2 P.2d 534, 115 Cal. App. 525, 1931 Cal. App. LEXIS 576
CourtCalifornia Court of Appeal
DecidedJuly 17, 1931
DocketDocket No. 195.
StatusPublished
Cited by23 cases

This text of 2 P.2d 534 (Bruggemeyer v. Zimmerman) is published on Counsel Stack Legal Research, covering California Court of Appeal primary law. Counsel Stack provides free access to over 12 million legal documents including statutes, case law, regulations, and constitutions.

Bluebook
Bruggemeyer v. Zimmerman, 2 P.2d 534, 115 Cal. App. 525, 1931 Cal. App. LEXIS 576 (Cal. Ct. App. 1931).

Opinion

GRIFFIN, J., pro tem.

Petitioner and decedent intermarried in Chicago, Illinois, on the eighth day of February, 1912. He had known decedent and lived in her family a greater portion of the time for more than thirty-three years prior to the marriage.
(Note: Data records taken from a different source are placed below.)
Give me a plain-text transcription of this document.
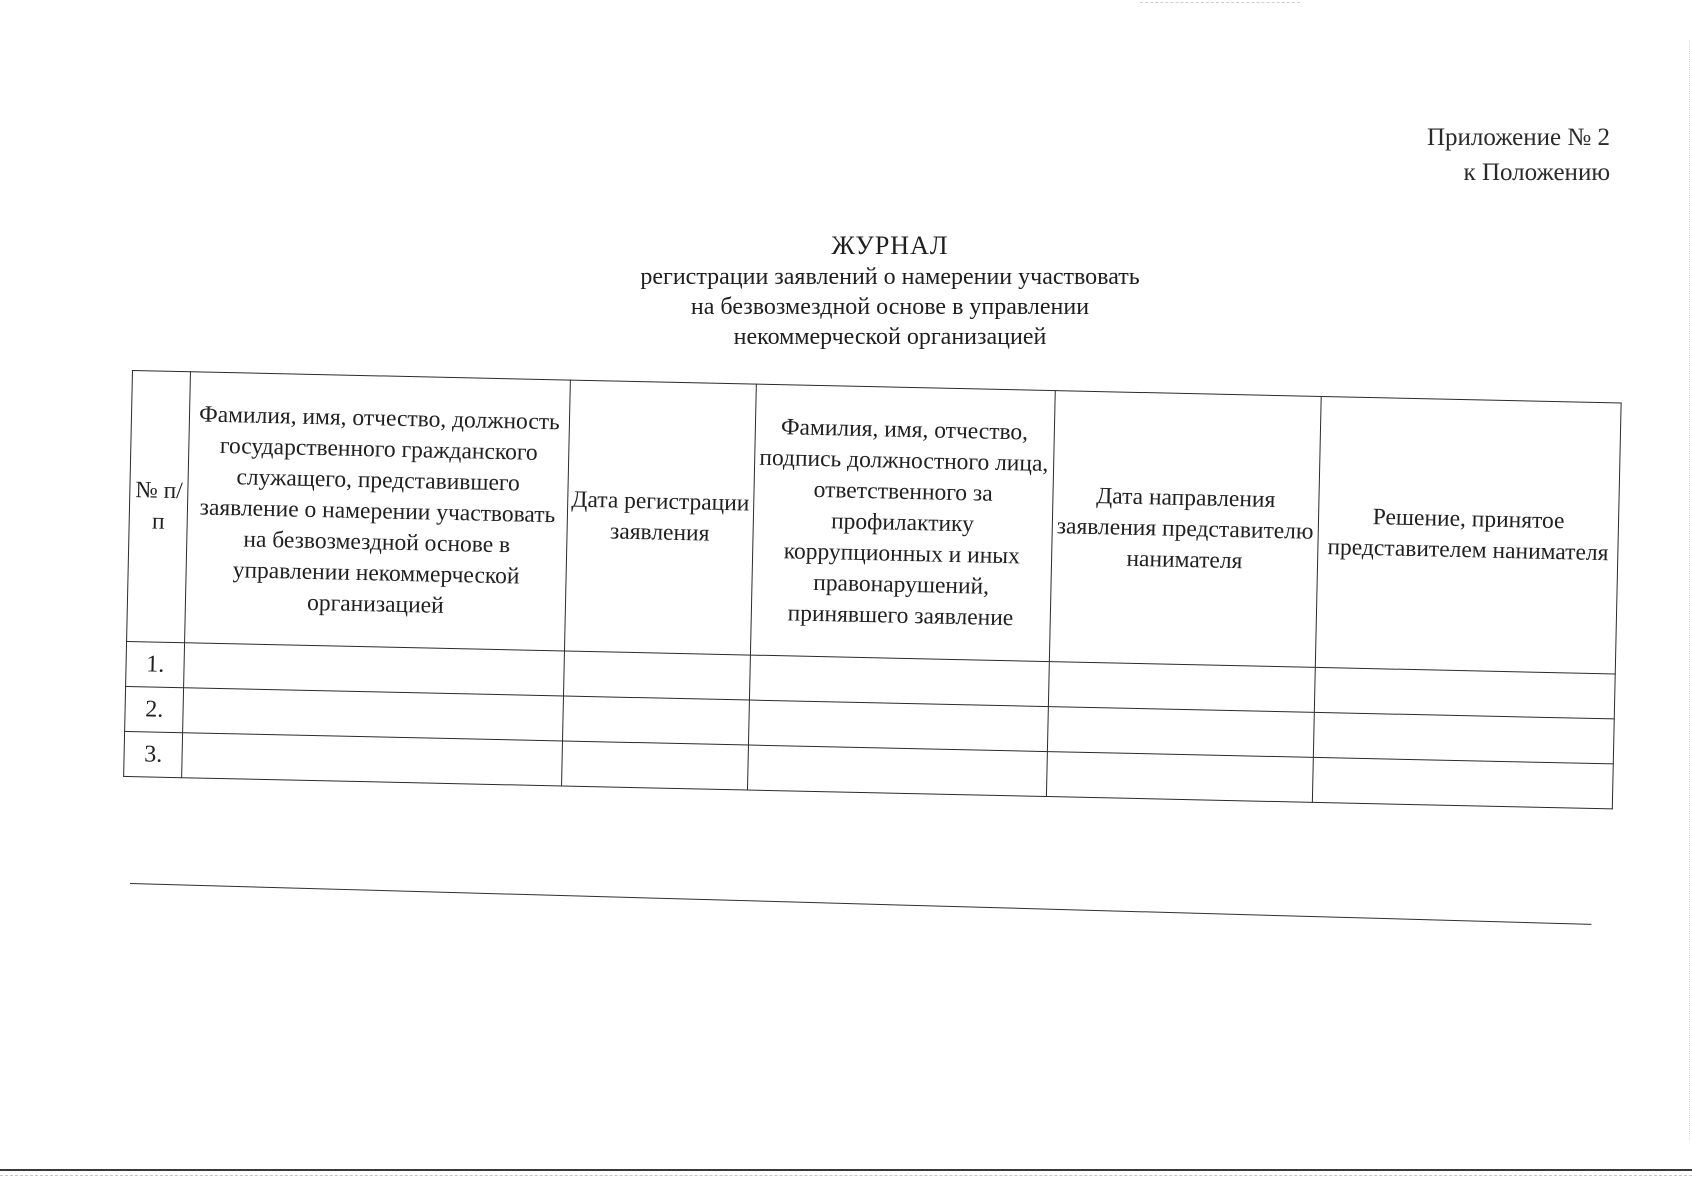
Приложение № 2
к Положению
ЖУРНАЛ
регистрации заявлений о намерении участвовать
на безвозмездной основе в управлении
некоммерческой организацией
№ п/п	Фамилия, имя, отчество, должность государственного гражданского служащего, представившего заявление о намерении участвовать на безвозмездной основе в управлении некоммерческой организацией	Дата регистрации заявления	Фамилия, имя, отчество, подпись должностного лица, ответственного за профилактику коррупционных и иных правонарушений, принявшего заявление	Дата направления заявления представителю нанимателя	Решение, принятое представителем нанимателя
1.					
2.					
3.					
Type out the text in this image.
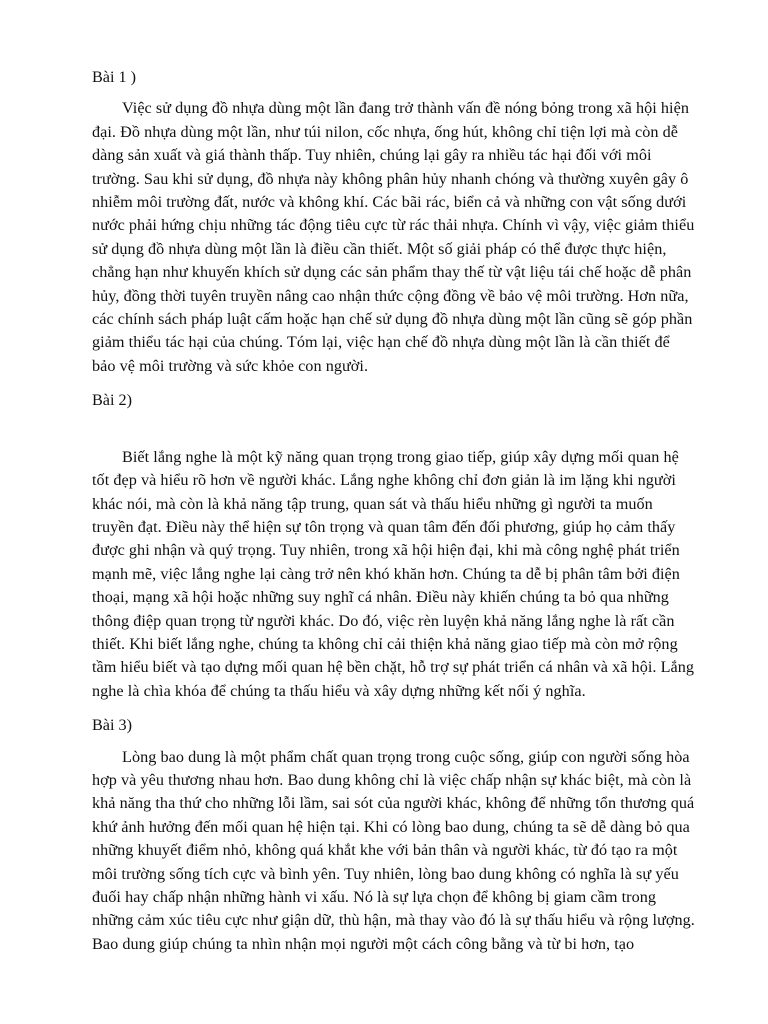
Bài 1 )

Việc sử dụng đồ nhựa dùng một lần đang trở thành vấn đề nóng bỏng trong xã hội hiện đại. Đồ nhựa dùng một lần, như túi nilon, cốc nhựa, ống hút, không chỉ tiện lợi mà còn dễ dàng sản xuất và giá thành thấp. Tuy nhiên, chúng lại gây ra nhiều tác hại đối với môi trường. Sau khi sử dụng, đồ nhựa này không phân hủy nhanh chóng và thường xuyên gây ô nhiễm môi trường đất, nước và không khí. Các bãi rác, biển cả và những con vật sống dưới nước phải hứng chịu những tác động tiêu cực từ rác thải nhựa. Chính vì vậy, việc giảm thiểu sử dụng đồ nhựa dùng một lần là điều cần thiết. Một số giải pháp có thể được thực hiện, chẳng hạn như khuyến khích sử dụng các sản phẩm thay thế từ vật liệu tái chế hoặc dễ phân hủy, đồng thời tuyên truyền nâng cao nhận thức cộng đồng về bảo vệ môi trường. Hơn nữa, các chính sách pháp luật cấm hoặc hạn chế sử dụng đồ nhựa dùng một lần cũng sẽ góp phần giảm thiểu tác hại của chúng. Tóm lại, việc hạn chế đồ nhựa dùng một lần là cần thiết để bảo vệ môi trường và sức khỏe con người.

Bài 2)

Biết lắng nghe là một kỹ năng quan trọng trong giao tiếp, giúp xây dựng mối quan hệ tốt đẹp và hiểu rõ hơn về người khác. Lắng nghe không chỉ đơn giản là im lặng khi người khác nói, mà còn là khả năng tập trung, quan sát và thấu hiểu những gì người ta muốn truyền đạt. Điều này thể hiện sự tôn trọng và quan tâm đến đối phương, giúp họ cảm thấy được ghi nhận và quý trọng. Tuy nhiên, trong xã hội hiện đại, khi mà công nghệ phát triển mạnh mẽ, việc lắng nghe lại càng trở nên khó khăn hơn. Chúng ta dễ bị phân tâm bởi điện thoại, mạng xã hội hoặc những suy nghĩ cá nhân. Điều này khiến chúng ta bỏ qua những thông điệp quan trọng từ người khác. Do đó, việc rèn luyện khả năng lắng nghe là rất cần thiết. Khi biết lắng nghe, chúng ta không chỉ cải thiện khả năng giao tiếp mà còn mở rộng tầm hiểu biết và tạo dựng mối quan hệ bền chặt, hỗ trợ sự phát triển cá nhân và xã hội. Lắng nghe là chìa khóa để chúng ta thấu hiểu và xây dựng những kết nối ý nghĩa.

Bài 3)

Lòng bao dung là một phẩm chất quan trọng trong cuộc sống, giúp con người sống hòa hợp và yêu thương nhau hơn. Bao dung không chỉ là việc chấp nhận sự khác biệt, mà còn là khả năng tha thứ cho những lỗi lầm, sai sót của người khác, không để những tổn thương quá khứ ảnh hưởng đến mối quan hệ hiện tại. Khi có lòng bao dung, chúng ta sẽ dễ dàng bỏ qua những khuyết điểm nhỏ, không quá khắt khe với bản thân và người khác, từ đó tạo ra một môi trường sống tích cực và bình yên. Tuy nhiên, lòng bao dung không có nghĩa là sự yếu đuối hay chấp nhận những hành vi xấu. Nó là sự lựa chọn để không bị giam cầm trong những cảm xúc tiêu cực như giận dữ, thù hận, mà thay vào đó là sự thấu hiểu và rộng lượng. Bao dung giúp chúng ta nhìn nhận mọi người một cách công bằng và từ bi hơn, tạo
They took up their residence in Cali *527 fomia on November 1, 1923, and continued to reside in this state until the death of the decedent, which occurred on August 6, 1928. The bulk of the estate in question was accumulated in Illinois. About $20,000 cash in fees was received by petitioner while he was in California, for legal work that he had partially completed before he came to California. He estimated the proportionate value of his services in the two states to be as follows: $15,000 while he lived in California and $5,000 while living in Illinois; that •he received from his law practice from 1911 to the date of his wife’s death about $79,000 gross. At the time of the marriage the decedent had property of the approximate value of $2,000; $803 of this sum was in the savings department of the American Trust & Savings Bank of Chicago. The petitioner had two pieces of property in Chicago worth from $2,000 to $5,000; a piece of property on Michigan Avenue which in 1912 was worth about $30,000; a law business with modest equipment, and $2,000 in the bank. The decedent, according to the testimony of contestant, operated a hotel of 157 rooms in Chicago from the year 1895 to 1909, which hotel had a gross income of about $50 per day; what the exact net earnings were, was not known to the witness; in 1909, decedent divorced her first husband, paying him the sum of $1,000; that there is but one son living, the contestant herein, the issue of the first marriage; that decedent had an account in an amount unknown, in the Greenbaum Sons Bank in Chicago, prior to 1925.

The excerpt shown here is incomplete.